Günümüz dünyasında tüketici davranışlarındaki ve ekonomik göstergelerdeki hızlı değişimler, pazarlama stratejilerini köklü bir şekilde yeniden şekillendirmeyi zorunlu kılıyor. Enflasyon, tedarik zinciri sorunları ve bölgesel belirsizlikler gibi faktörler dijitalleşmenin de etkisiyle markaların karar alma süreçlerini karmaşık bir hale getiriyor. Bu ortamda, sadece geleneksel uygulamalara dayanmak yerine, yeni yaklaşımlar geliştirmek kaçınılmaz hale geliyor.
Nordics, Doğu Avrupa, Orta Doğu ve Afrika bölgeleri Ticari Direktörlük görevini üstlenen Alp Erekul, pek çok farklı sektörde kazanılan deneyimlerle, markaların sadece stratejiyi değil, aynı zamanda bakış açılarını yenilemesi gerektiğine dikkat çekiyor. Özellikle değişim ve dönüşüm dönemlerinde, markaların temel yönlerini ve ses tonunu yeniden tanımlamalarının önemine vurgu yapıyor. Erekul, “Yakınlık kurmak, pazarlama başarısında temel unsur. Ancak bu yakınlık, sağlam ve yapısal temellere oturtulmadığında kırılgan hale gelir” diyerek, tüketiciye yakın olmanın doğru stratejiyle desteklenmesi gerektiğini ifade ediyor.
Pazarlamada yeni yaklaşımlar ve temel prensipler
Ekonomik zor dönemlerin yaşandığı bu günlerde, Erekul’a göre pazarlama alanında başarılı olmak isteyen şirketlerin uyması gereken üç temel prensip bulunuyor. Bu prensipler, güncel koşullarda sürdürülebilirlik ve etkili iletişim adına hayati öneme sahip.
- Veriye Dayalı Sezgisellik: Erekul, “İçgörü hâlâ pazarlamanın merkezinde yer alıyor, ancak bundan sonra bu içgörünün kişisel deneyimlerden çok, doğru analiz edilen tüketici verilerine dayanması gerekiyor. Veri, sadece sayılar değil; tüketicinin duygularına açılan kapıdır” diyor.
- Anlam Üretmek: Günümüz ekonomisinde tüketici, daha hassas ve seçici davranıyor. Sadece fiyat odaklı mesajlar kısa vadede işe yarayabilir ancak, marka bağlılığını sağlamak adına anlam üretmek, bir başka deyişle değer mesajlarına odaklanmak zorunludur. Erekul’a göre, tüketiciler artık “Ne satıyorsun?” sorusundan çok, “Benim için ne ifade ediyorsun?” sorusunun yanıtlarını arıyorlar.
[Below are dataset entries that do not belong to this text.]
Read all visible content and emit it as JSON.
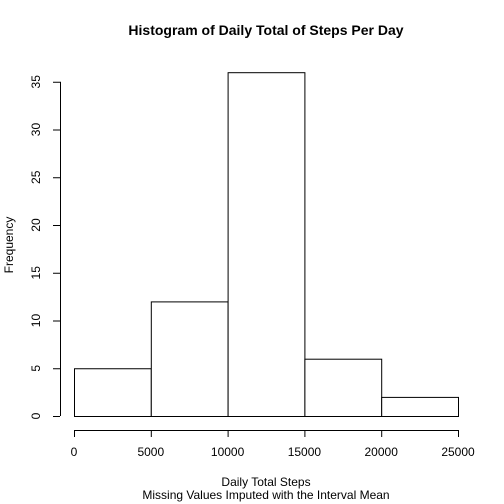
{
  "chart_data": {
    "type": "bar",
    "subtype": "histogram",
    "title": "Histogram of Daily Total of Steps Per Day",
    "xlabel": "Daily Total Steps",
    "xlabel_sub": "Missing Values Imputed with the Interval Mean",
    "ylabel": "Frequency",
    "bins": [
      {
        "from": 0,
        "to": 5000,
        "count": 5
      },
      {
        "from": 5000,
        "to": 10000,
        "count": 12
      },
      {
        "from": 10000,
        "to": 15000,
        "count": 36
      },
      {
        "from": 15000,
        "to": 20000,
        "count": 6
      },
      {
        "from": 20000,
        "to": 25000,
        "count": 2
      }
    ],
    "xlim": [
      0,
      25000
    ],
    "ylim": [
      0,
      36
    ],
    "xticks": [
      0,
      5000,
      10000,
      15000,
      20000,
      25000
    ],
    "yticks": [
      0,
      5,
      10,
      15,
      20,
      25,
      30,
      35
    ],
    "grid": false,
    "legend": "none",
    "colors": {
      "bar_fill": "#ffffff",
      "bar_stroke": "#000000",
      "text": "#000000"
    }
  }
}
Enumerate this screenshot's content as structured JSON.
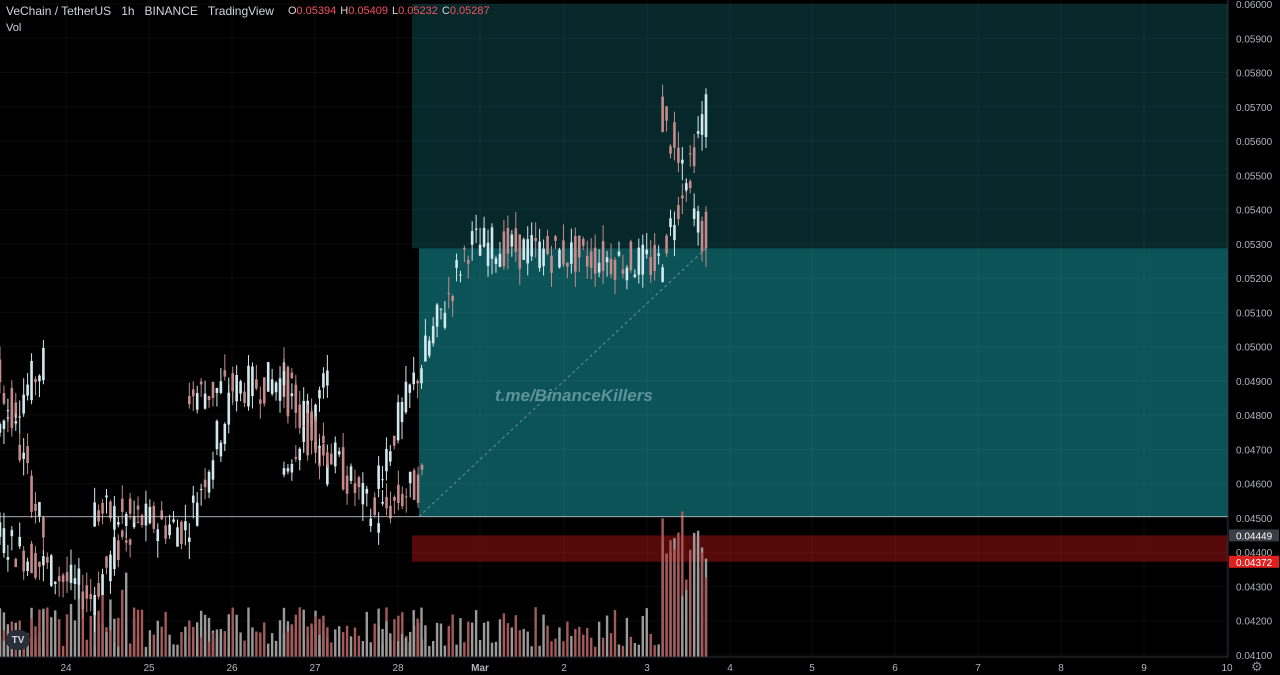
{
  "legend": {
    "symbol": "VeChain / TetherUS",
    "interval": "1h",
    "exchange": "BINANCE",
    "source": "TradingView",
    "open_label": "O",
    "open": "0.05394",
    "high_label": "H",
    "high": "0.05409",
    "low_label": "L",
    "low": "0.05232",
    "close_label": "C",
    "close": "0.05287"
  },
  "volume_label": "Vol",
  "watermark": "t.me/BinanceKillers",
  "tv_logo_text": "TV",
  "settings_icon": "gear-icon",
  "colors": {
    "background": "#000000",
    "up": "#d1e9ee",
    "down": "#c58b8b",
    "vol_up": "#9a9a9a",
    "vol_down": "#a55a5a",
    "profit_zone": "#0d5a5f",
    "loss_zone": "#5a0a0a",
    "axis_text": "#b2b5be",
    "last_price_badge": "#e01f1f"
  },
  "price_axis": {
    "ticks": [
      "0.06000",
      "0.05900",
      "0.05800",
      "0.05700",
      "0.05600",
      "0.05500",
      "0.05400",
      "0.05300",
      "0.05200",
      "0.05100",
      "0.05000",
      "0.04900",
      "0.04800",
      "0.04700",
      "0.04600",
      "0.04500",
      "0.04400",
      "0.04300",
      "0.04200",
      "0.04100"
    ],
    "badges": [
      {
        "value": "0.04449",
        "color": "#3a3d45"
      },
      {
        "value": "0.04372",
        "color": "#e01f1f"
      }
    ]
  },
  "time_axis": {
    "labels": [
      "24",
      "25",
      "26",
      "27",
      "28",
      "Mar",
      "2",
      "3",
      "4",
      "5",
      "6",
      "7",
      "8",
      "9",
      "10"
    ]
  },
  "chart_data": {
    "type": "candlestick",
    "price_range": [
      0.041,
      0.06
    ],
    "position": {
      "entry": 0.04504,
      "stop": 0.04372,
      "stop_band_top": 0.04449,
      "target": 0.05287,
      "upper_zone_top": 0.06
    },
    "horizontal_line": 0.04504,
    "segments": [
      {
        "from": "24",
        "to": "24",
        "start": 0.0475,
        "end": 0.0495
      },
      {
        "from": "24",
        "to": "24",
        "start": 0.0495,
        "end": 0.0445
      },
      {
        "from": "24",
        "to": "25",
        "start": 0.0445,
        "end": 0.0427
      },
      {
        "from": "25",
        "to": "25",
        "start": 0.0427,
        "end": 0.0452
      },
      {
        "from": "25",
        "to": "26",
        "start": 0.0452,
        "end": 0.0447
      },
      {
        "from": "26",
        "to": "26",
        "start": 0.0447,
        "end": 0.0486
      },
      {
        "from": "26",
        "to": "27",
        "start": 0.0486,
        "end": 0.049
      },
      {
        "from": "27",
        "to": "27",
        "start": 0.049,
        "end": 0.0463
      },
      {
        "from": "27",
        "to": "27",
        "start": 0.0463,
        "end": 0.049
      },
      {
        "from": "27",
        "to": "28",
        "start": 0.049,
        "end": 0.045
      },
      {
        "from": "28",
        "to": "28",
        "start": 0.045,
        "end": 0.0461
      },
      {
        "from": "28",
        "to": "Mar",
        "start": 0.0461,
        "end": 0.053
      },
      {
        "from": "Mar",
        "to": "3",
        "start": 0.053,
        "end": 0.0524
      },
      {
        "from": "3",
        "to": "3",
        "start": 0.0524,
        "end": 0.057
      },
      {
        "from": "3",
        "to": "3",
        "start": 0.057,
        "end": 0.05287
      }
    ]
  }
}
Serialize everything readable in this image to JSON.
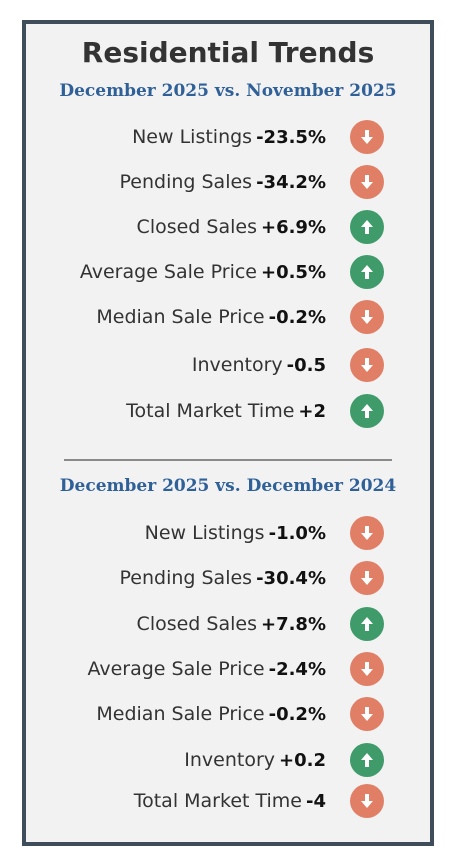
{
  "title": "Residential Trends",
  "colors": {
    "up": "#3f9b6a",
    "down": "#e07f66",
    "subtitle": "#2f6098",
    "border": "#3f4c59"
  },
  "sections": [
    {
      "subtitle": "December 2025 vs. November 2025",
      "rows": [
        {
          "label": "New Listings",
          "value": "-23.5%",
          "direction": "down",
          "icon": "down-arrow-icon"
        },
        {
          "label": "Pending Sales",
          "value": "-34.2%",
          "direction": "down",
          "icon": "down-arrow-icon"
        },
        {
          "label": "Closed Sales",
          "value": "+6.9%",
          "direction": "up",
          "icon": "up-arrow-icon"
        },
        {
          "label": "Average Sale Price",
          "value": "+0.5%",
          "direction": "up",
          "icon": "up-arrow-icon"
        },
        {
          "label": "Median Sale Price",
          "value": "-0.2%",
          "direction": "down",
          "icon": "down-arrow-icon"
        },
        {
          "label": "Inventory",
          "value": "-0.5",
          "direction": "down",
          "icon": "down-arrow-icon"
        },
        {
          "label": "Total Market Time",
          "value": "+2",
          "direction": "up",
          "icon": "up-arrow-icon"
        }
      ]
    },
    {
      "subtitle": "December 2025 vs. December 2024",
      "rows": [
        {
          "label": "New Listings",
          "value": "-1.0%",
          "direction": "down",
          "icon": "down-arrow-icon"
        },
        {
          "label": "Pending Sales",
          "value": "-30.4%",
          "direction": "down",
          "icon": "down-arrow-icon"
        },
        {
          "label": "Closed Sales",
          "value": "+7.8%",
          "direction": "up",
          "icon": "up-arrow-icon"
        },
        {
          "label": "Average Sale Price",
          "value": "-2.4%",
          "direction": "down",
          "icon": "down-arrow-icon"
        },
        {
          "label": "Median Sale Price",
          "value": "-0.2%",
          "direction": "down",
          "icon": "down-arrow-icon"
        },
        {
          "label": "Inventory",
          "value": "+0.2",
          "direction": "up",
          "icon": "up-arrow-icon"
        },
        {
          "label": "Total Market Time",
          "value": "-4",
          "direction": "down",
          "icon": "down-arrow-icon"
        }
      ]
    }
  ]
}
- Stratejik Esneklik: Kriz zamanlarında, genellikle planlar değil, çerçeveler esneyebilir. Erekul, “Markalar, değişime direnmek yerine, değişimle birlikte yol almayı öğrenmeli” diyerek, stratejilerin mutlak doğrulardan uzak, senaryolara göre kurgulanmasının önemini vurguluyor. Başarılı markalar, değişime direnmek yerine, uyum sağlayarak yollarını çizerler” ifadesini kullanıyor.
Bugünün pazarlama dünyasında, sürdürülebilir ilişkiler kurmak amacıyla, sadakat yerine güven kavramı ve hacim yerine etki kavramları öne çıkıyor. Ekonomik baskılar karşısında, tüketici markaya değil, ona yaşattığı değere sadık kalır; kısa vadeli hacim hedefleri yerine uzun vadeli ilişki stratejileri tercih edilir. Erekul, “Günümüzde başarılı olmanın yolu, güven ve etki odaklı, sağlam temelli iletişim ve ilişkilerin kurulmasından geçiyor” değerlendirmesinde bulunuyor.